Roger Federer and Rafael Nadal will play together in doubles match at the Laver Cup on Friday night at London’s O2; “You always want to play forever, but I know everybody has to leave the game,” says Federer as he prepares for retirement
Roger Federer will play the final match of his career partnering Rafael Nadal in doubles at the Laver Cup.
Team Europe captain Bjorn Borg granted his wish to compete alongside his oldest and greatest rival, after the 20-time Grand Slam champion said playing with Nadal would be “the most beautiful thing”.
Roger Federer, the 20-time major winner and Nadal, a 22-time major winner, will face Frances Tiafoe and Jack Sock of Team World at London’s O2 on Friday night at around 9pm.
Earlier Andy Murray, making his debut at the Ryder Cup-style event, will take on Australia’s Alex De Minaur.
He says he has “fallen in love with too many things” to walk away from tennis, with the 41-year-old vowing to stay involved in some capacity and not become a “ghost”.
Federer, whose most recent competitive match was a loss to Hubert Hurkacz in last year’s Wimbledon quarter-finals, has been struggling with a knee problem.
“It was about time that I retired. I think a moment like this doesn’t come overnight. It was a process – an emotional one – which at the end I thought we managed well, with the family, the team, my closest friends,” said Federer.
“It all worked out and here we are now at the Laver Cup. But it was definitely more a highly unusual last few weeks for me.”

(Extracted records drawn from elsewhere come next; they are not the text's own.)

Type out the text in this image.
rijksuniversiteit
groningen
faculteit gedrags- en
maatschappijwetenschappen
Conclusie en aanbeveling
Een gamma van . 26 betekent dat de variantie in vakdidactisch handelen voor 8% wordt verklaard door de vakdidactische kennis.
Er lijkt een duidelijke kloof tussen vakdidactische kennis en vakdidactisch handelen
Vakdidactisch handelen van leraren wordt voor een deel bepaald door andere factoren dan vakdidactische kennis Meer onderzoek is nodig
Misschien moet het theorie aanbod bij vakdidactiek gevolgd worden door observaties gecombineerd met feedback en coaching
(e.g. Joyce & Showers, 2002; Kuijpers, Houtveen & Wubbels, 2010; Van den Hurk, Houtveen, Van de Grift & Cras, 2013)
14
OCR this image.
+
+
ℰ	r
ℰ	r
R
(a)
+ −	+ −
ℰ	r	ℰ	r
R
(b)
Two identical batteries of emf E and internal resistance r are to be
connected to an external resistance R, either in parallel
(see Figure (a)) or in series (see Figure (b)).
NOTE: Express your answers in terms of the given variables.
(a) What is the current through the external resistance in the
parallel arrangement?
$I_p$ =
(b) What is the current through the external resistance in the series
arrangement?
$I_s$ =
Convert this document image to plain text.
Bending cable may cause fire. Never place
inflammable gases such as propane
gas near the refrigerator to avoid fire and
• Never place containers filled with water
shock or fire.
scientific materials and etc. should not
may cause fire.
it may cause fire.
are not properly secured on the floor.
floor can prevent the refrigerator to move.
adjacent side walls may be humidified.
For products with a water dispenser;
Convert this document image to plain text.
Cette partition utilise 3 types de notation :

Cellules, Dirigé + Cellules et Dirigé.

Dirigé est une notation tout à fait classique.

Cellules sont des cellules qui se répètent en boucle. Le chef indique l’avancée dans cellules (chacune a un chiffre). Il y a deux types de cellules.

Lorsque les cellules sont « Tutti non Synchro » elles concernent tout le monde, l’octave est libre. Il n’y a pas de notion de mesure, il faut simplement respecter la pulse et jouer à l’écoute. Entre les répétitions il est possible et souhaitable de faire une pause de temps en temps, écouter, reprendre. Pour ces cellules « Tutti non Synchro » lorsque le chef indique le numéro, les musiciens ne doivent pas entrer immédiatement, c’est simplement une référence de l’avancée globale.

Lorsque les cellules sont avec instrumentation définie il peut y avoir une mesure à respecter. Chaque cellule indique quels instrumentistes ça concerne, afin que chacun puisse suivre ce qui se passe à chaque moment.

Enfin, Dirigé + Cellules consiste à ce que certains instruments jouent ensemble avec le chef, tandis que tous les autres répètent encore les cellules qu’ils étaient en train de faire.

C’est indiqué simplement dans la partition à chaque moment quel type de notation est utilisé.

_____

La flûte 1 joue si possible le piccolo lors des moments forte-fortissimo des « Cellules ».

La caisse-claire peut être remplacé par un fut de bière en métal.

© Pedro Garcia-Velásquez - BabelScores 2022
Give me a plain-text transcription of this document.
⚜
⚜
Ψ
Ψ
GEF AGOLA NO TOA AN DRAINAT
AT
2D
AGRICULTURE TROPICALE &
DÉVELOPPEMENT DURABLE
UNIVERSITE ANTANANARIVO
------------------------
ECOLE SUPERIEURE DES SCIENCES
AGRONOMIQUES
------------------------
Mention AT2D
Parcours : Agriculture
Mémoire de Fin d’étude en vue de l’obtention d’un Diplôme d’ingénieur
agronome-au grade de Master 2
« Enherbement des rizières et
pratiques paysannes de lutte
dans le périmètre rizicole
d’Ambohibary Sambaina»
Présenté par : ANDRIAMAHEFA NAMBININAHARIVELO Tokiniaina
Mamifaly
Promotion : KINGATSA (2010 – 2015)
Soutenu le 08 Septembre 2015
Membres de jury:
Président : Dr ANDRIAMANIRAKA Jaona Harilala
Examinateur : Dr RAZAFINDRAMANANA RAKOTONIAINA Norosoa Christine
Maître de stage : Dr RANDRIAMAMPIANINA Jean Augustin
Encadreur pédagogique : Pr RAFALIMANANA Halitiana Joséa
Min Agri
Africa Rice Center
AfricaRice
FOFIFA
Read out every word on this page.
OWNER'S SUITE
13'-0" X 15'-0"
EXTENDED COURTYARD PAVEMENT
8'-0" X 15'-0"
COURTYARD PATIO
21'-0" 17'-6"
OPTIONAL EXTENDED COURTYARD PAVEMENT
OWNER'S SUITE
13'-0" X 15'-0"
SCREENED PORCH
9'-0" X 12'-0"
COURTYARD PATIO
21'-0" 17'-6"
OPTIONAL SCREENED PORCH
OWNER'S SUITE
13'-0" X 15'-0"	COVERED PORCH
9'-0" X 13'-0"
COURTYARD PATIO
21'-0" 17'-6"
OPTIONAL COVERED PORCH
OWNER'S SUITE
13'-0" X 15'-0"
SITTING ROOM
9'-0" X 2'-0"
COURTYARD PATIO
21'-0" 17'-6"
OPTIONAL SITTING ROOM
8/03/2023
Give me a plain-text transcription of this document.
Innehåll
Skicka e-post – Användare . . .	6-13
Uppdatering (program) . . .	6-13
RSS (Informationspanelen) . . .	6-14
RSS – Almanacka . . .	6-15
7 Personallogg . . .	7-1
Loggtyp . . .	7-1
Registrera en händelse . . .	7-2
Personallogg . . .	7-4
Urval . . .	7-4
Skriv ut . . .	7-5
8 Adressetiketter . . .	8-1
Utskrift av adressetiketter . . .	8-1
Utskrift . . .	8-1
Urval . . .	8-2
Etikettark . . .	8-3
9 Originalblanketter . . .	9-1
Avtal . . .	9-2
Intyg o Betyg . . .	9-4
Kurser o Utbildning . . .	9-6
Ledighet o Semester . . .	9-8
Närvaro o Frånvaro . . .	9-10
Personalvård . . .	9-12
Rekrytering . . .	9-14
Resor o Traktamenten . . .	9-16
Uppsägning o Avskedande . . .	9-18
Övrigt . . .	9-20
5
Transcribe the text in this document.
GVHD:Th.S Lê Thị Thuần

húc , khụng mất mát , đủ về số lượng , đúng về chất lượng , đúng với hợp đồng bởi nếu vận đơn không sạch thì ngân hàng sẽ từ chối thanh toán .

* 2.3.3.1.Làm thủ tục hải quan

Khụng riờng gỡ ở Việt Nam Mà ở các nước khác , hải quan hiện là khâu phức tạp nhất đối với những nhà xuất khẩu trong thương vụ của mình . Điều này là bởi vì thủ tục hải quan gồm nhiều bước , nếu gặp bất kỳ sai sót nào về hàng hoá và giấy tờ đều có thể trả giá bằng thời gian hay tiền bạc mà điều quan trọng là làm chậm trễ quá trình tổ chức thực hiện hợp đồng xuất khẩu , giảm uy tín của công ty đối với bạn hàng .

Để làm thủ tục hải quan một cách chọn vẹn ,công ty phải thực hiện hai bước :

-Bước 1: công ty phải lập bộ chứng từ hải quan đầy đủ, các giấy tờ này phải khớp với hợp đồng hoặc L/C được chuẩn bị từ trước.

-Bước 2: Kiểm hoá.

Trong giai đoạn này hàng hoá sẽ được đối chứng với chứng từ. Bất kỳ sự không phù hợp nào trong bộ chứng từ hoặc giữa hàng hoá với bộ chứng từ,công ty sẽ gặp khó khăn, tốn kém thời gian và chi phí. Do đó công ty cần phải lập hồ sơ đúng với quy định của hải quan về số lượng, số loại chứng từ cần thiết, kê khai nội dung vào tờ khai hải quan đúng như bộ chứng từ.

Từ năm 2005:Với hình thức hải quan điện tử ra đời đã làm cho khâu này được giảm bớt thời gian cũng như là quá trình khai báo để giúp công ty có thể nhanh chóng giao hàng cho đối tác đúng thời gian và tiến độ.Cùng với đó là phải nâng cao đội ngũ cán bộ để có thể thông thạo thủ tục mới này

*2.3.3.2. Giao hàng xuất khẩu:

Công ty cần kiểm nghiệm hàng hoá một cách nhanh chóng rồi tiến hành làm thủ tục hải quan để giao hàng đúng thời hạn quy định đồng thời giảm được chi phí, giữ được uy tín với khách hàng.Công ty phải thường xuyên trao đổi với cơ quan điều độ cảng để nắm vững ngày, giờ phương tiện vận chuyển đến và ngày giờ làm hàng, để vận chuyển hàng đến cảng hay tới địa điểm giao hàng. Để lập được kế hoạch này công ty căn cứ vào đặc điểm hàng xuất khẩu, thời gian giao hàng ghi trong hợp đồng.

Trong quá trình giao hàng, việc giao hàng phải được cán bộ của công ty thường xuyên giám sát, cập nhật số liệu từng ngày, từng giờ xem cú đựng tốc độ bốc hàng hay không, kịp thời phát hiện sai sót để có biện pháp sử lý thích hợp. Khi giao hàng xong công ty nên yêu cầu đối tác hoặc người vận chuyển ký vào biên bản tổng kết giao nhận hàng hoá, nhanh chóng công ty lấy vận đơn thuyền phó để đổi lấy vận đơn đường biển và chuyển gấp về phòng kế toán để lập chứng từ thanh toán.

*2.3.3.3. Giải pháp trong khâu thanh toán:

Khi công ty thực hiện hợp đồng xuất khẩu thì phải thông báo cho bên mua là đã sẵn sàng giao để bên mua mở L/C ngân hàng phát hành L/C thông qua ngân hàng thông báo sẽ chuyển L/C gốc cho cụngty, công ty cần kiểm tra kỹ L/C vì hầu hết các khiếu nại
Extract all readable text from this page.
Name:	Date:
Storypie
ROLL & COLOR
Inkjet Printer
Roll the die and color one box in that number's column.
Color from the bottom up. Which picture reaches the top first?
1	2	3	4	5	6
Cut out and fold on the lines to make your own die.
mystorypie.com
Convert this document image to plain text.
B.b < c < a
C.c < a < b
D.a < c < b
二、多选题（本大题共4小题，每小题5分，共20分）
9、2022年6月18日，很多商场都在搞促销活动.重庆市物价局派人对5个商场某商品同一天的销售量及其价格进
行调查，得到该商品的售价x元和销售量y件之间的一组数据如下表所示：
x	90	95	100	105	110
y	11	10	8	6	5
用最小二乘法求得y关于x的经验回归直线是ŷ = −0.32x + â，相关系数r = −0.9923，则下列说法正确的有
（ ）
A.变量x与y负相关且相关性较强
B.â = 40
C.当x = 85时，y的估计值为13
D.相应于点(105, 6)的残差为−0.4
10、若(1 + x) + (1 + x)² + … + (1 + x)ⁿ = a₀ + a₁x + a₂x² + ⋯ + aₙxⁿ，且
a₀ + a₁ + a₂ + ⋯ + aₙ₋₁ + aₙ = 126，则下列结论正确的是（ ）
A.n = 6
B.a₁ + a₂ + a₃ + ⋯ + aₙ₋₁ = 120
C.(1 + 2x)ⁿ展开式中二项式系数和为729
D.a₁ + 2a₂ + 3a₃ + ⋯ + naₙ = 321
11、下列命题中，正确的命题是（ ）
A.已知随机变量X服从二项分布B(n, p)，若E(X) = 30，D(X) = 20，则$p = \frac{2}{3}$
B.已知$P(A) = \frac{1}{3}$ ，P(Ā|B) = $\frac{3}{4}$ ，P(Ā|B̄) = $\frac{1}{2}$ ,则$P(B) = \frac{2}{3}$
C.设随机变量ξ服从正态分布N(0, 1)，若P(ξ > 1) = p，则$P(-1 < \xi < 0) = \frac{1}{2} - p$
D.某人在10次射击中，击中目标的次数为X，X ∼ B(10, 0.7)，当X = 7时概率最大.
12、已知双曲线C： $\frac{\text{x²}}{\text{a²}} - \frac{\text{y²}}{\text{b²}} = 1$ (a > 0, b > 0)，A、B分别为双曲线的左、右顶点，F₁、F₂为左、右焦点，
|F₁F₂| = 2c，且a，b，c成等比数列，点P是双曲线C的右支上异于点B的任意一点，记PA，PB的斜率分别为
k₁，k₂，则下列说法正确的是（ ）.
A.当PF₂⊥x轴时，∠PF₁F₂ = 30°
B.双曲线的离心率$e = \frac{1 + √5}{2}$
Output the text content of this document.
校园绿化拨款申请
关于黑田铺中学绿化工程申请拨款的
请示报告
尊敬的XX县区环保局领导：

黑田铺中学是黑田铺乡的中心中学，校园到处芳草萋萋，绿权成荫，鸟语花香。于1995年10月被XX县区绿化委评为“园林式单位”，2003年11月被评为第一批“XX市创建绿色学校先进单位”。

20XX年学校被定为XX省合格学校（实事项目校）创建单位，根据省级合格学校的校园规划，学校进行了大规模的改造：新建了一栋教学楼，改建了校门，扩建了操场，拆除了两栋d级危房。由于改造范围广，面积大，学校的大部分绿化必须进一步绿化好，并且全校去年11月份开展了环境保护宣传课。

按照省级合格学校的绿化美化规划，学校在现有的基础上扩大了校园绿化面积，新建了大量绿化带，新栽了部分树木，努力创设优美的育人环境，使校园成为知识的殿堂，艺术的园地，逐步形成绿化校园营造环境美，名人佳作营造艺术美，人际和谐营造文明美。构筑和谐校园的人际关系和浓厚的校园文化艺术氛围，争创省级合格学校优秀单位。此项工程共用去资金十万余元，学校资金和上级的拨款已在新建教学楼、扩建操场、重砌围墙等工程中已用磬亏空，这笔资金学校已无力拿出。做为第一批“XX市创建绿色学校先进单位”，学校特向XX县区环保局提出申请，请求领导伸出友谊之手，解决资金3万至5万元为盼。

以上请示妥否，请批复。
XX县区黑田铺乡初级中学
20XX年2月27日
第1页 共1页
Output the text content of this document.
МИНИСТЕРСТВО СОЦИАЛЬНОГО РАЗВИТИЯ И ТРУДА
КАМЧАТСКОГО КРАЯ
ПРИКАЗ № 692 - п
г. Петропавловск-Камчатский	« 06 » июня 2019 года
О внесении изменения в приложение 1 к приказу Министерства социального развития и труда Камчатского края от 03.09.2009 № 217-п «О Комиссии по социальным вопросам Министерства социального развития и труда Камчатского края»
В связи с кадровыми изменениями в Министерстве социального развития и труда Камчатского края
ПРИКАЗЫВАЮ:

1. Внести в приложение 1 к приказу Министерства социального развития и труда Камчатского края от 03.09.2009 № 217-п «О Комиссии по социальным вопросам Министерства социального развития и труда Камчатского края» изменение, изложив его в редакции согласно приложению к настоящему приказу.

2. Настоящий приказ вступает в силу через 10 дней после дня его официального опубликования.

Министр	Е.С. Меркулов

Speaking at a packed press conference at the O2, the 41-year-old explained he had plans to stay involved in tennis in the future, saying: “I just wanted to let the fans know I won’t be a ghost.
“I talked about (Europe captain) Bjorn Borg. I don’t think he returned to Wimbledon for 25 years. I don’t think I’ll be that guy and I feel tennis has given me too much. I have been around the game for too long. Have fallen in love with too many things.
“I love seeing people again, and that’s kind of what I wanted to let the fans know that you’ll see me again. Not just never again. Now what it could be, in what capacity, I don’t know. So I still have to think about it a little bit but give myself time.”